Potential issues were also identified by Wines et al. (2007), where it is said that the new standards leads to increased subjectivity, uncertainty and ambiguity in the financial statements. Subjectivity lies in the cash-generating unit (CGU) identification, since estimations need to be made regarding the fair value, recoverable amount and the value in use.

There is also ambiguity due to the non-existence of active markets for the CGU in many cases. This will therefore allow the possibility for creative accounting where the companies, for instance, can choose whether to impair or not in order to show improved economic results.

Similar results were found by Qasim et al. (2013), where their study of the switch from UK GAAP to IFRS showed increased possibility for opportunistic behaviour on part of companies’ management.

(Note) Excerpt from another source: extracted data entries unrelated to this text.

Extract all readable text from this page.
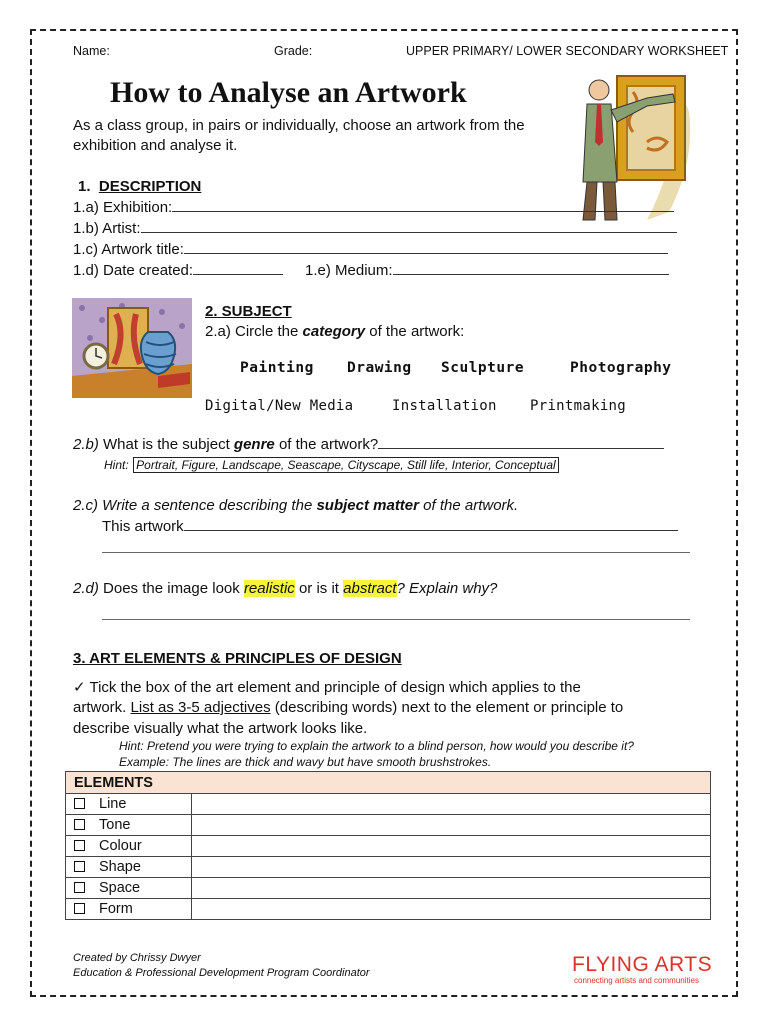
Name:	Grade:	UPPER PRIMARY/ LOWER SECONDARY WORKSHEET
How to Analyse an Artwork
As a class group, in pairs or individually, choose an artwork from the exhibition and analyse it.
1. DESCRIPTION
1.a) Exhibition:
1.b) Artist:
1.c) Artwork title:
1.d) Date created:	1.e) Medium:
2. SUBJECT
2.a) Circle the category of the artwork:
Painting Drawing Sculpture	Photography
Digital/New Media	Installation Printmaking
2.b) What is the subject genre of the artwork?
Hint: Portrait, Figure, Landscape, Seascape, Cityscape, Still life, Interior, Conceptual
2.c) Write a sentence describing the subject matter of the artwork.
This artwork
2.d) Does the image look realistic or is it abstract? Explain why?
3. ART ELEMENTS & PRINCIPLES OF DESIGN
✓ Tick the box of the art element and principle of design which applies to the
artwork. List as 3-5 adjectives (describing words) next to the element or principle to
describe visually what the artwork looks like.
Hint: Pretend you were trying to explain the artwork to a blind person, how would you describe it?
Example: The lines are thick and wavy but have smooth brushstrokes.
ELEMENTS	
Line	
Tone	
Colour	
Shape	
Space	
Form	
Created by Chrissy Dwyer
Education & Professional Development Program Coordinator	FLYING ARTS
connecting artists and communities
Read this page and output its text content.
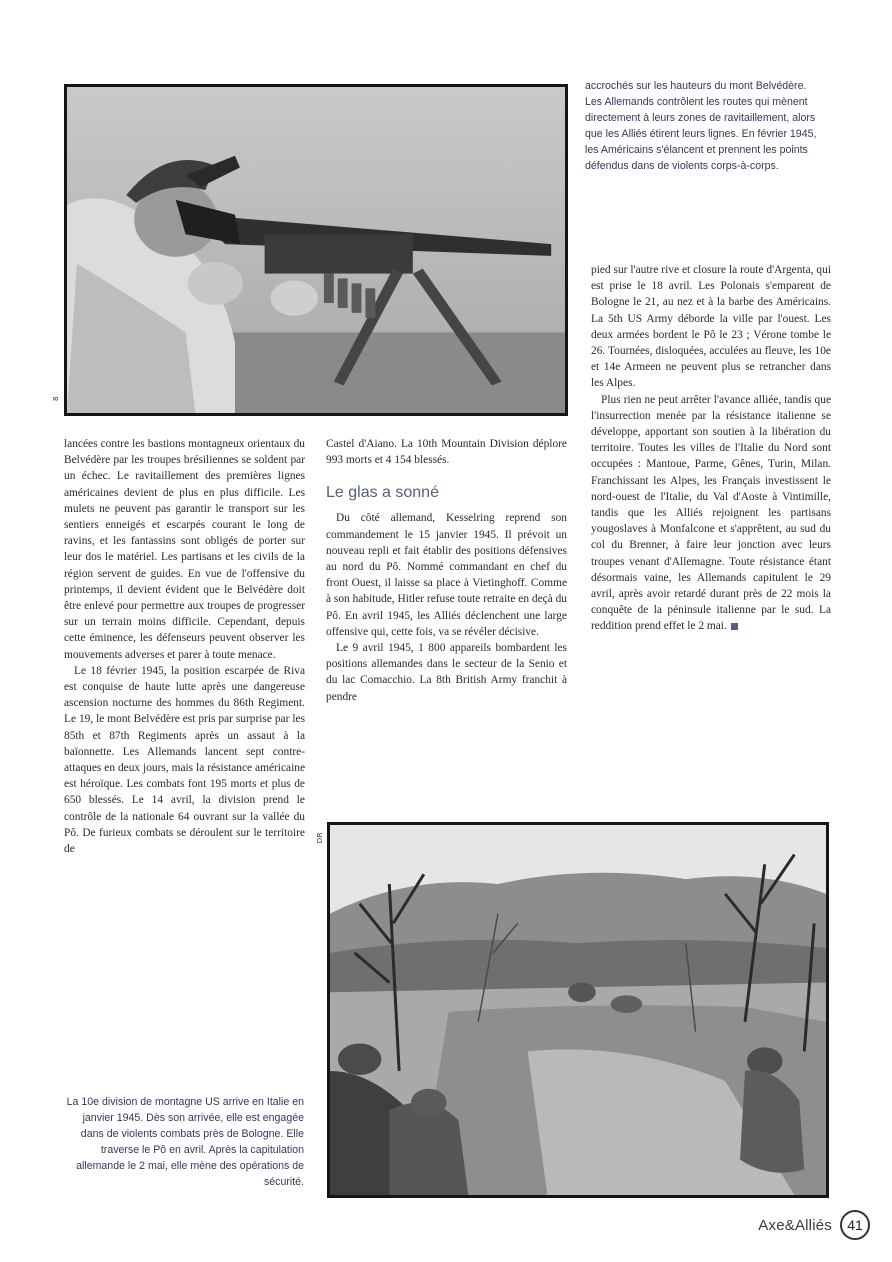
8
accrochés sur les hauteurs du mont Belvédère. Les Allemands contrôlent les routes qui mènent directement à leurs zones de ravitaillement, alors que les Alliés étirent leurs lignes. En février 1945, les Américains s'élancent et prennent les points défendus dans de violents corps-à-corps.

pied sur l'autre rive et closure la route d'Argenta, qui est prise le 18 avril. Les Polonais s'emparent de Bologne le 21, au nez et à la barbe des Américains. La 5th US Army déborde la ville par l'ouest. Les deux armées bordent le Pô le 23 ; Vérone tombe le 26. Tournées, disloquées, acculées au fleuve, les 10e et 14e Armeen ne peuvent plus se retrancher dans les Alpes.

Plus rien ne peut arrêter l'avance alliée, tandis que l'insurrection menée par la résistance italienne se développe, apportant son soutien à la libération du territoire. Toutes les villes de l'Italie du Nord sont occupées : Mantoue, Parme, Gênes, Turin, Milan. Franchissant les Alpes, les Français investissent le nord-ouest de l'Italie, du Val d'Aoste à Vintimille, tandis que les Alliés rejoignent les partisans yougoslaves à Monfalcone et s'apprêtent, au sud du col du Brenner, à faire leur jonction avec leurs troupes venant d'Allemagne. Toute résistance étant désormais vaine, les Allemands capitulent le 29 avril, après avoir retardé durant près de 22 mois la conquête de la péninsule italienne par le sud. La reddition prend effet le 2 mai.

lancées contre les bastions montagneux orientaux du Belvédère par les troupes brésiliennes se soldent par un échec. Le ravitaillement des premières lignes américaines devient de plus en plus difficile. Les mulets ne peuvent pas garantir le transport sur les sentiers enneigés et escarpés courant le long de ravins, et les fantassins sont obligés de porter sur leur dos le matériel. Les partisans et les civils de la région servent de guides. En vue de l'offensive du printemps, il devient évident que le Belvédère doit être enlevé pour permettre aux troupes de progresser sur un terrain moins difficile. Cependant, depuis cette éminence, les défenseurs peuvent observer les mouvements adverses et parer à toute menace.

Le 18 février 1945, la position escarpée de Riva est conquise de haute lutte après une dangereuse ascension nocturne des hommes du 86th Regiment. Le 19, le mont Belvédère est pris par surprise par les 85th et 87th Regiments après un assaut à la baïonnette. Les Allemands lancent sept contre-attaques en deux jours, mais la résistance américaine est héroïque. Les combats font 195 morts et plus de 650 blessés. Le 14 avril, la division prend le contrôle de la nationale 64 ouvrant sur la vallée du Pô. De furieux combats se déroulent sur le territoire de

Castel d'Aiano. La 10th Mountain Division déplore 993 morts et 4 154 blessés.

Le glas a sonné

Du côté allemand, Kesselring reprend son commandement le 15 janvier 1945. Il prévoit un nouveau repli et fait établir des positions défensives au nord du Pô. Nommé commandant en chef du front Ouest, il laisse sa place à Vietinghoff. Comme à son habitude, Hitler refuse toute retraite en deçà du Pô. En avril 1945, les Alliés déclenchent une large offensive qui, cette fois, va se révéler décisive.

Le 9 avril 1945, 1 800 appareils bombardent les positions allemandes dans le secteur de la Senio et du lac Comacchio. La 8th British Army franchit à pendre

DR
La 10e division de montagne US arrive en Italie en janvier 1945. Dès son arrivée, elle est engagée dans de violents combats près de Bologne. Elle traverse le Pô en avril. Après la capitulation allemande le 2 mai, elle mène des opérations de sécurité.
Axe&Alliés	41
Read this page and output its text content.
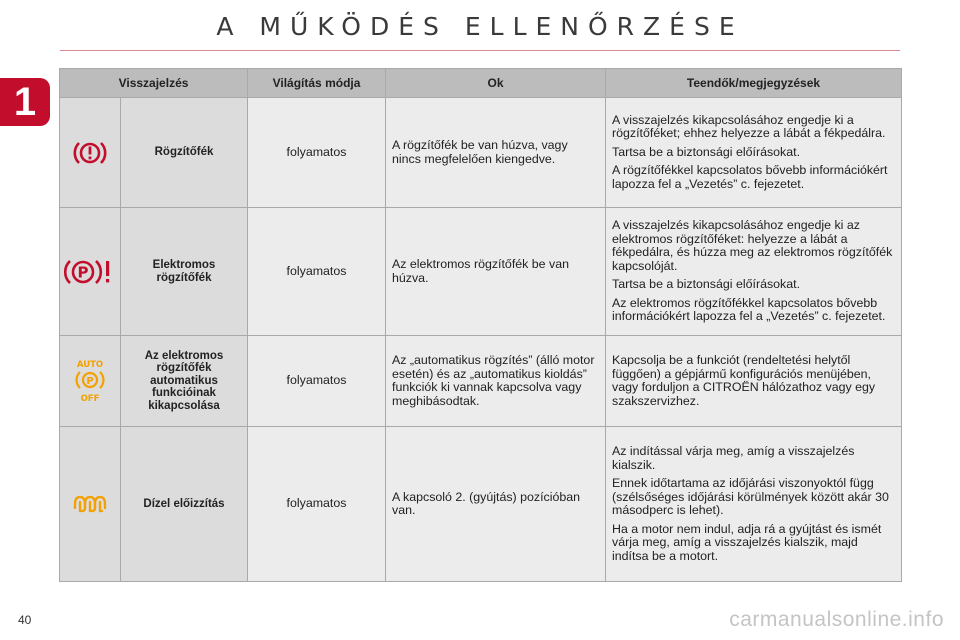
A MŰKÖDÉS ELLENŐRZÉSE
1	Visszajelzés		Világítás módja	Ok	Teendők/megjegyzések
	Rögzítőfék	folyamatos	A rögzítőfék be van húzva, vagy nincs megfelelően kiengedve.	A visszajelzés kikapcsolásához engedje ki a rögzítőféket; ehhez helyezze a lábát a fékpedálra.

Tartsa be a biztonsági előírásokat.

A rögzítőfékkel kapcsolatos bővebb információkért lapozza fel a „Vezetés” c. fejezetet.

P	Elektromos rögzítőfék	folyamatos	Az elektromos rögzítőfék be van húzva.	A visszajelzés kikapcsolásához engedje ki az elektromos rögzítőféket: helyezze a lábát a fékpedálra, és húzza meg az elektromos rögzítőfék kapcsolóját.

Tartsa be a biztonsági előírásokat.

Az elektromos rögzítőfékkel kapcsolatos bővebb információkért lapozza fel a „Vezetés” c. fejezetet.

AUTO
P
OFF	Az elektromos rögzítőfék automatikus funkcióinak kikapcsolása	folyamatos	Az „automatikus rögzítés” (álló motor esetén) és az „automatikus kioldás” funkciók ki vannak kapcsolva vagy meghibásodtak.	Kapcsolja be a funkciót (rendeltetési helytől függően) a gépjármű konfigurációs menüjében, vagy forduljon a CITROËN hálózathoz vagy egy szakszervizhez.

	Dízel előizzítás	folyamatos	A kapcsoló 2. (gyújtás) pozícióban van.	Az indítással várja meg, amíg a visszajelzés kialszik.

Ennek időtartama az időjárási viszonyoktól függ (szélsőséges időjárási körülmények között akár 30 másodperc is lehet).

Ha a motor nem indul, adja rá a gyújtást és ismét várja meg, amíg a visszajelzés kialszik, majd indítsa be a motort.

40	carmanualsonline.info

A number of studies have been performed in order to test whether the accounting quality has been improved since the change in 2005 (see for instance Van Hulzen et al., 2011; Wiese, 2005). Van Hulzen et al. (2011) explain that, prior to their study, there was no clear evidence that the change from amortization to impairment would improve the accounting quality, as the IASB had argued as the reason for the change. Therefore, they chose to study this using two accounting quality characteristics: timeliness and relevance. The timeliness test showed an increase in timeliness in impairment than it did in amortization, which implies an increased accounting quality in this manner. But there was no increase in relevance to the investors in impairment in comparison to amortization, which indicates that the IASB’s purpose of the change was not entirely fulfilled. These results are similar to what Olante (2013) found in the US, where she found an increase in timeliness as a result of the implementation of SFAS 142.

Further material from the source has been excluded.